There’s no shortage of big-name mobile games out there from juggernauts like EA and Sega and Rovio and Gameloft, and while indie developers can rarely compete on budget, they can compete on ideas.
As very much suggested by the title of this here feature, I’ve pulled together a list of four indie mobile developers worth watching.
In keeping with Mobot tradition, this list is presented in no particular order. And inevitably I’ll have forgotten one or two along the way; I’m not saying that these are necessarily the four best, merely the four that popped into my head when I thought: ‘****, I have to write some sort of feature tomorrow morning.’
Ready? Let’s dance!
Name: Dong Nguyen
App of note: Flappy Bird
Say what you like about Flappy Bird, but there’s no denying that it is – or perhaps more accurately was – a smartphone gaming phenomenon.
Flappy Bird simply nicked a handful of assets from Mario, and tasked players with tapping the screen to keep the eponymous bird afloat, effectively carving an arced path through a series of pipes. Hit one of those pipes, and it’s Game Over.
A simple concept, no doubt, but it was the difficulty that gripped players, with many struggling to get into double figures.
Of course, Flappy Bird was ultimately pulled from the App Store and Google Play, with crazy old Dong fearing that he’d ruined people’s lives – the game being incredibly “addictive”. Still, he reckons it might come back, eventually…
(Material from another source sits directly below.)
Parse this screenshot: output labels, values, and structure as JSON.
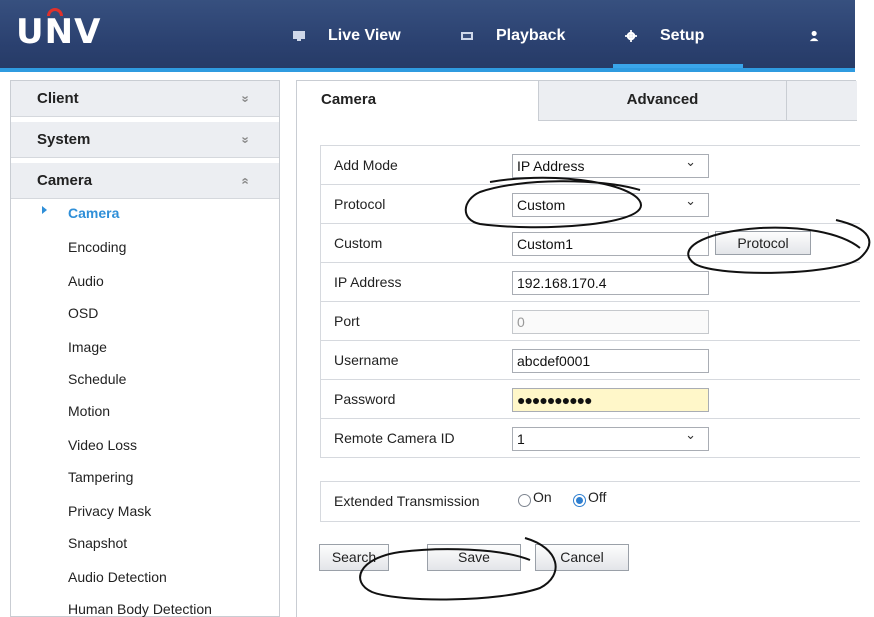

It remains to be seen if Dong can match the popularity of Flappy Bird with his next effort, though he's surely already set for life. Flappy Bird was reportedly bringing in $50,000 a day in ad revenue at one point. Good grief.
Name: Asher Vollmer
App of note: Threes!
In my Threes! review in February, I scribbled: “Threes! is one of those games that makes you wonder: how did no one think of this before? Simple on the surface, it’s actually a surprisingly deep – and addictive – puzzle game. This will easily be one of the best smartphone games of 2014.”
I stand by that. Threes! definitely is one of the best smartphone games of 2014 so far, and remains installed on both my iPhone and iPad.
It’s also one of the most cloned smartphone games of 2014 (so much so that I went on an impromptu rant a couple of weeks back), with rubbish like 1024 and 2048 essentially stealing the idea and replacing multiples of three with multiples of two.
As Asher says: “Making games is easier than ever, but it's still hard as heck to design them”.
Name: Nicoll Hunt
App of note: FIST OF AWESOME
There’s plenty to love about Nicoll Hunt, including his beard and his sense of humour. Is he crazy? Almost certainly.
Nicoll describes himself as “Either the saviour of indie games, or everything wrong with them”, and adds that he’d “much rather be Jeff Minter than King.com”. In a nutshell: he’s not just out to make a quick buck with freemium crud.
In fact, he has an idea that’s quite the opposite, having tweeted yesterday: “Experiment: starting tomorrow I'm going to increase the price of iOS/Android #FISTOFAWESOME by ~$1 every week till I forget or get bored.”
Name: Kurt Bieg
App of note: 4 Thrones
I mention 4 Thrones as Kurt Bieg’s app of note, though I’m reminding myself again that Circadia has had a ton of postitive feedback on the App Store. Must review it soon.
Anyway, yes, 4 Thrones is a solitaire variant – and a surprisingly good one. Initially I thought it was ok-ish; it wasn’t until I read the accompanying blog post about the behaviour of the cards (with a distinct Game of Thrones flavour) that I really appreciated it.
Kurt’s most recent effort is the insanely simple match game Hoots, but even that’s way better than it should be. Looking forward to seeing what the Simple Machines guy does next.